Calgary sprinter says mental toughness key to recovery
— By Kia Schollar
Sam Effah’s athletic trajectory quickly changed in 2014.
He went from eating, sleeping and breathing track to focusing on staying in shape, as best he could, without being able to use one of his legs. This required adherence to a strict nutritional plan.
The new reality was forced on the Calgary sprinter after he sustained a tear in the labrum of his left hip. Effah had surgery in November of that year.
Although it took a long time for him to feel himself again, Effah says he felt “like a warrior” as he worked on his recovery. Now, the 28-year-old says he’s “stronger than ever.”
This July, Effah will run in the national track championships for the first time since his surgery in 2014.
DEALING WITH PAIN
Through his experience, Effah has learned a great deal about what’s required in recovery.
At first, getting up meant just getting out of bed. As his movements progressed, getting up soon meant getting on an anti-gravity treadmill. Effah says this aided his recovery but notes the pain continued as the process went along and did not stop when he got back on the track.
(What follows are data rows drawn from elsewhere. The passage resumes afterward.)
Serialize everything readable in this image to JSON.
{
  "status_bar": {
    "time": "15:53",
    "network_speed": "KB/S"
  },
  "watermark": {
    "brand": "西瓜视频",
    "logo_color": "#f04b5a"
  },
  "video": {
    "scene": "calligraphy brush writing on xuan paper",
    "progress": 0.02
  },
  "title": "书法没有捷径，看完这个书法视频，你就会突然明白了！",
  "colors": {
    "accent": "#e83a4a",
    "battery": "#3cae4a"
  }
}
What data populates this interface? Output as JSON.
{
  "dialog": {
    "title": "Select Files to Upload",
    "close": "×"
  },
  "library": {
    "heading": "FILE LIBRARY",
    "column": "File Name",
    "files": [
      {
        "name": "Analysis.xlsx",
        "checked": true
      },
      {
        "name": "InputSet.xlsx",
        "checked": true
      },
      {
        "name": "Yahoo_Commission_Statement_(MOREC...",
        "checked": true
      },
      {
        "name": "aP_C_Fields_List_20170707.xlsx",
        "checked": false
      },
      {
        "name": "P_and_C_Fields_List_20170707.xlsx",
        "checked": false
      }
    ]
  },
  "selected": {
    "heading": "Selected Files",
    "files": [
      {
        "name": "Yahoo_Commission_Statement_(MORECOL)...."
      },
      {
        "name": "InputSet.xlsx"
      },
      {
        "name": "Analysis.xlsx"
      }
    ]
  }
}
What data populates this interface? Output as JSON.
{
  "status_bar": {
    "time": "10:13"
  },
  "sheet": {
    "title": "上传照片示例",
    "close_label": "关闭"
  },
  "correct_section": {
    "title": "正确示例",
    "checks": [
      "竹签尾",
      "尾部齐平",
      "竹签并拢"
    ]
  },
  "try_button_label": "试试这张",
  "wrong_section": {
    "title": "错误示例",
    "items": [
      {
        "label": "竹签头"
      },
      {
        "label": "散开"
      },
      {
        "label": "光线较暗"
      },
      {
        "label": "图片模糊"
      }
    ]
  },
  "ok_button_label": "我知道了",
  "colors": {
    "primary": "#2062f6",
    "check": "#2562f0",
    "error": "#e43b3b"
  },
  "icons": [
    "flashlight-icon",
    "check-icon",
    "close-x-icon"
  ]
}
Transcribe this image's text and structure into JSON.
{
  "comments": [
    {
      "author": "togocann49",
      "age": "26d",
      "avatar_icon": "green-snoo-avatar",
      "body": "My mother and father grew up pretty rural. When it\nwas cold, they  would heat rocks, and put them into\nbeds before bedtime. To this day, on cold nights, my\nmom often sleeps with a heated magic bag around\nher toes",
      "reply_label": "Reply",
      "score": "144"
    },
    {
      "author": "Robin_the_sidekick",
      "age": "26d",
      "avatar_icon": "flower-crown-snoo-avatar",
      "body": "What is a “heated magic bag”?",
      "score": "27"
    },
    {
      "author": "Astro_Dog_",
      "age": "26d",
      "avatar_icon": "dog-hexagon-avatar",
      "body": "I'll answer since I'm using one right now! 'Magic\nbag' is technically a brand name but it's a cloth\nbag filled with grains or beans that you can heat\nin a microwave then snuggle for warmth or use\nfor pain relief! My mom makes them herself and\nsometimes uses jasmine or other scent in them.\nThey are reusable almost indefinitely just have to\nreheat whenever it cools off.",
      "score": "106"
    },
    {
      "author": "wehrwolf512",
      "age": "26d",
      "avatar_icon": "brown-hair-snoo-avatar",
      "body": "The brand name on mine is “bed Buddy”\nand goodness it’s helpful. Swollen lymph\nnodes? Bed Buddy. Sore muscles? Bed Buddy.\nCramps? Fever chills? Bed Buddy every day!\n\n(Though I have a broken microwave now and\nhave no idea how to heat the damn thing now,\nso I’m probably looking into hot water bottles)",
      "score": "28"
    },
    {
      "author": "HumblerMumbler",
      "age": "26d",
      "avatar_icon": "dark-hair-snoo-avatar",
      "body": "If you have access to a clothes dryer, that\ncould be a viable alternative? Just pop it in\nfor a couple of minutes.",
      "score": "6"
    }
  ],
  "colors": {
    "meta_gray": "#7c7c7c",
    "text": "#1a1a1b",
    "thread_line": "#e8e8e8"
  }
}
He gives credit to the work of his physiotherapists, chiropractors and massage therapists and notes the integral role they play in helping him achieve his athletic goals.
THREE KEY WORDS
The injury and his two-season hiatus from track brought some of the “hardest physical and mental demands” he has encountered. He went from clocking a 10.06 over 100 metres in 2010 to intense rehabilitation.
Mental toughness is key, he says.
Effah highlights three words that are important to him: Believe, faith and support.
For Effah, believe means dreaming big and remaining positive. Faith refers to “being sure of things we hope for even though we cannot see them.” Support is both financial and emotional — coming in many forms but all contributing to a superior level of confidence that Effah believes will help catapult his athletic dreams.
Effah acknowledges his great support system, including family, coaches, mentors, teammates and sponsors.
The RBC Olympians program helps financially and with developing a path toward a future career. His sponsor, Crescent Point, has come on board to help with training and competition costs, which alleviates stress, Effah says.
Effah also reflected on the role Classroom Champions and the RBC family have played in building him up. Classroom Champions is an organization matching elite athletes with students with the goal of encouraging kids to recognize their potential and chase their goals.
He says his classroom champions felt like his own 60-person fan club, which was a real confidence booster.
He also appreciated that his RBC family “picked him up” when others believed his sprinting career was likely over. This support — his family, his faith, his community — motivated him and helped him dream big.
Effah returned to competition this season and the comeback is going well. He’s ranked third in the nation in the 100-metre event, and says he’s excited to see where continued training takes him.
Effah’s drive is palpable.
His sights are set on the 2020 Olympic Games.